Han Pengcheng, He Xin, Matsumaru Takafumi, Dutta Vibekananda
Graduate School of Information, Production and System, Waseda University, Kitakyushu 808-0135, Japan.
Institute of Micromechanics and Photonics, Faculty of Mechatronics, Warsaw University of Technology, 00-661 Warszawa, Poland.
Sensors (Basel). 2025 Jan 24;25(3):702. doi: 10.3390/s25030702.
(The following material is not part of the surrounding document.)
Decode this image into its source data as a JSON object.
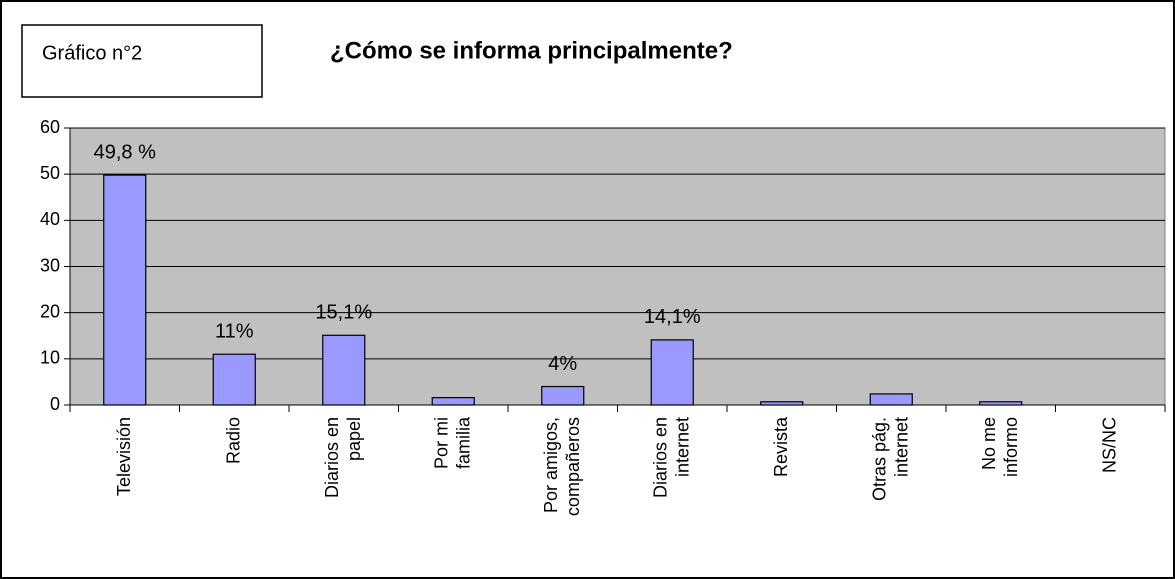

Manually crafted features often suffer from being subjective, having an inadequate accuracy, or lacking in robustness in recognition. Meanwhile, existing deep learning methods often overlook the structural and dynamic characteristics of the human hand, failing to fully explore the contextual information of joints in both the spatial and temporal domains. To effectively capture dependencies between the hand joints that are not adjacent but may have potential connections, it is essential to learn long-term relationships. This study proposes a skeleton-based hand gesture recognition framework, the ST-KT, a spatio-temporal graph convolution network, and a transformer with the Kolmogorov-Arnold Network (KAN) model. It incorporates spatio-temporal graph convolution network (ST-GCN) modules and a spatio-temporal transformer module with KAN (KAN-Transformer). ST-GCN modules, which include a spatial graph convolution network (SGCN) and a temporal convolution network (TCN), extract primary features from skeleton sequences by leveraging the strength of graph convolutional networks in the spatio-temporal domain. A spatio-temporal position embedding method integrates node features, enriching representations by including node identities and temporal information. The transformer layer includes a spatial KAN-Transformer (S-KT) and a temporal KAN-Transformer (T-KT), which further extract joint features by learning edge weights and node embeddings, providing richer feature representations and the capability for nonlinear modeling. We evaluated the performance of our method on two challenging skeleton-based dynamic gesture datasets: our method achieved an accuracy of 97.5% on the SHREC'17 track dataset and 94.3% on the DHG-14/28 dataset. These results demonstrate that our proposed method, ST-KT, effectively captures dynamic skeleton changes and complex joint relationships.
手工制作的特征往往存在主观性、准确性不足或识别鲁棒性欠缺的问题。同时,现有的深度学习方法常常忽略人手的结构和动态特征,未能充分探索关节在空间和时间域中的上下文信息。为了有效捕捉不相邻但可能存在潜在连接的手部关节之间的依赖关系,学习长期关系至关重要。本研究提出了一种基于骨架的手势识别框架ST-KT,它是一个时空图卷积网络以及一个带有柯尔莫哥洛夫 - 阿诺德网络(KAN)模型的变压器。它结合了时空图卷积网络(ST-GCN)模块和带有KAN的时空变压器模块(KAN-Transformer)。ST-GCN模块包括空间图卷积网络(SGCN)和时间卷积网络(TCN),通过利用图卷积网络在时空域的优势从骨架序列中提取主要特征。一种时空位置嵌入方法整合节点特征,通过包含节点标识和时间信息来丰富表示。变压器层包括空间KAN-Transformer(S-KT)和时间KAN-Transformer(T-KT),它们通过学习边权重和节点嵌入进一步提取关节特征,提供更丰富的特征表示和非线性建模能力。我们在两个具有挑战性的基于骨架的动态手势数据集上评估了我们方法的性能:我们的方法在SHREC'17轨迹数据集上达到了97.5%的准确率,在DHG-14/28数据集上达到了94.3%的准确率。这些结果表明,我们提出的方法ST-KT有效地捕捉了动态骨架变化和复杂的关节关系。